国民公会议员没有觉察到,他刚刚接二连三地将主教心中的一切自卫手段席卷而去。不过还剩下一种,这是福来主教最高的抗拒策略,由此产生一句话;这句话几乎全部再现开场的激烈言辞:
“进步应该信仰天主。善不能有卑劣的仆从。无神论者是人类的坏引导者。”
年迈的人民代表没有回答。他颤抖了一下。他望着天空,一滴眼泪慢慢地产生在这注视中。

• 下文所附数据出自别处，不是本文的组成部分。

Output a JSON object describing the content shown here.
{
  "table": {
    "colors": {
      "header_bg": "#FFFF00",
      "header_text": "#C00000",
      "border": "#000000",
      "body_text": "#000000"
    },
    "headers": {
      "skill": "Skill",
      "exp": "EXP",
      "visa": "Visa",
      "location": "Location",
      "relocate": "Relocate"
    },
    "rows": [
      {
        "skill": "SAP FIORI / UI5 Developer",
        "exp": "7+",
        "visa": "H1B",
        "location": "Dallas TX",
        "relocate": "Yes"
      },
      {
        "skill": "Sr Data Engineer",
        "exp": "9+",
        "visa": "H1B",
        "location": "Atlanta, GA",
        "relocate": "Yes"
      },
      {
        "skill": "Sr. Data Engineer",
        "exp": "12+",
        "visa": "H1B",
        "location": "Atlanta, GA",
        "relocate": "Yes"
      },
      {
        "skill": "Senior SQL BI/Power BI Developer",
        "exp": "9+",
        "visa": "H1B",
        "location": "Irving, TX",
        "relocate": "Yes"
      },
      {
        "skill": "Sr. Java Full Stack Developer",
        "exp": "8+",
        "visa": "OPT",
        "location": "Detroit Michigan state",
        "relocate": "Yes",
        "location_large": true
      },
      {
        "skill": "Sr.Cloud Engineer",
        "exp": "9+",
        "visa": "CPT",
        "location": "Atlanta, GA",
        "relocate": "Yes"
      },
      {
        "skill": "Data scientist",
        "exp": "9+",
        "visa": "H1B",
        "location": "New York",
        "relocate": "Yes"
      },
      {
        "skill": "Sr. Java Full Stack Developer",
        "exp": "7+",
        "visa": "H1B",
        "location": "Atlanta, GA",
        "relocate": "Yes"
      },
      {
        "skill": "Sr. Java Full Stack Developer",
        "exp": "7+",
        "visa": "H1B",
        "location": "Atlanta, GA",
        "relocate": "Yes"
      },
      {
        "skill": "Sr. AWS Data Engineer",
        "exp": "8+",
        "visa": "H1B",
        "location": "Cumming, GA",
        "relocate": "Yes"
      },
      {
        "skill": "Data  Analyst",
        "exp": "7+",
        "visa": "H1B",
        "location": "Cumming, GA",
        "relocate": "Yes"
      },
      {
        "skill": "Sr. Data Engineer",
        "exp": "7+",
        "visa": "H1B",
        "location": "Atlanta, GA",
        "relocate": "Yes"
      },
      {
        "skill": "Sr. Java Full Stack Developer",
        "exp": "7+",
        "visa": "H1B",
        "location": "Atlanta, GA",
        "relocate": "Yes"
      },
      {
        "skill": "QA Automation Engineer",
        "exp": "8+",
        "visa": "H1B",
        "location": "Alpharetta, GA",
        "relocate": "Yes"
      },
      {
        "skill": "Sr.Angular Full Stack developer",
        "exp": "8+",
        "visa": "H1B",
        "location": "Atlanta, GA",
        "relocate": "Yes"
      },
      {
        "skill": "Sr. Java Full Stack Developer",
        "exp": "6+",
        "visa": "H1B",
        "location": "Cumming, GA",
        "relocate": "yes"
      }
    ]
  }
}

当眼泪盈眶时,便沿着刷白的面颊淌下来,他低声地自言自语,几乎在咕哝着,目光消失在天宇深处:
“噢,你呀!噢,理想!惟有你存在!”
主教感到一种难以形容的震动。
沉默了一会儿以后,老人朝天空抬起一只手指,说道:
“无限存在着。它在那里。如果无限不属于我,我就是它的边界;它就将不是无限;换句话说,它不再存在。然而,它确实存在。因此,它有一个自我,这个无限的自我,就是天主。”
垂危者高声说出最后几个字,并带着心醉神迷的颤抖,宛若他看到了某个人。他说话时,眼睛闭拢了。他已经精疲力竭。显然,刚才,他在一分钟里生活了他剩下的几小时。他刚说的话使他接近了死亡。临终的一刻来到了。
主教明白这一点,时不我待,他正是作为教士前来的;他从极度的冷漠,逐渐过渡到极度的激动;他望着这双闭拢的眼睛,拿起那只皱巴巴的冰凉老朽的手,俯向那个垂死的人:
“这一刻属于天主。难道您没有感到,我们徒劳地相会值得遗憾吗?”
国民公会议员重新张开眼睛。一种带有阴郁的严肃神态刻印在他的脸上。
“主教先生,”他说,那种慢吞吞也许是来自心灵的高尚,而不是来自体衰力弱,“我一生在思考、研究和观察中度过。当我的国家召唤我,要我参与国家事务时,我已经六十岁。我服从了。存在腐败,我同腐败作斗争;存在暴政,我摧毁了暴政;存在权利和原则,我宣布出来,加以确认。国土遭到入侵,我保卫了它;法国受到威胁,我挺身而出。我并不富有;我是穷人。我曾是国家的首脑之一,国库的地窖里摆满了钱币,以致不得不用支柱撑住墙壁,因为墙壁在金币和银币的重压下有裂开的危险。我在枯树街吃饭,每份二十二苏。我援助受压迫者,我减轻受苦者的痛苦。我撕碎祭坛的桌布,确有其事;但这是为了包扎祖国的伤口。我始终支持人类迈向光明,我有时也冷酷无情,抗拒进步。有时我保护过自己的敌人,像你们这些人一样。在佛兰德尔的彼特根,墨洛温王朝[53]的诸王在那里建造了夏宫,那里有一座城市派修道院,就是博利厄的圣克莱尔修道院,是我在一七九三年救出来的。我尽力履行我的责任,做我能做的好事。因此我受到驱逐、追捕、通缉、迫害、抹黑、嘲讽、喝倒彩、诅咒、放逐。多少年以来,我满头白发,心想,许多人自以为对我有权蔑视,对无知的可怜的人群,我是一副罪人的面孔,我不憎恨任何人,我接受仇恨造成的孤独。如今我八十六岁了,即将死去。您这次来对我有什么要求?”
“给您祝福,”主教说。
他跪了下来。
当主教抬起头来时,国民公会议员的脸变得很庄严。他刚刚咽了气。
主教回到家里,沉浸在无以名之的思索里。他整夜在祈祷。第二天,有几个好奇的人想向他打听国民公会议员G的情况;他仅仅指指天空。从这时开始,他对小人物和受苦的人越加恫瘝在抱。
但凡有人提到这个“老混蛋G”,都使他陷入奇异的思考中。谁也不能说,那个人的精灵在他的思想前掠过,那个伟大的良知在他的良知上的反映,在他接近完美境界时没有什么作用。
这次“田园拜访”,对地方上的小宗派自然是唧唧喳喳议论的机会:
“这样一个垂死的人的枕边,就是一个主教的位置吗?显然,是等不到改宗的。所有这些革命者都是归附异端的人。那么,为什么要去呢?他到那里看什么呢?因此,魔鬼带走灵魂大概是很有趣的。”
一天,有个又无耻又多变的富孀,却自以为机智,她对主教说出这句俏皮话:“主教大人,有人问,大人什么时候戴红帽[54]。”“噢!噢!这是一种重要的颜色,”主教回答,“幸亏蔑视这种帽子颜色的人,却尊敬主教帽的红颜色。”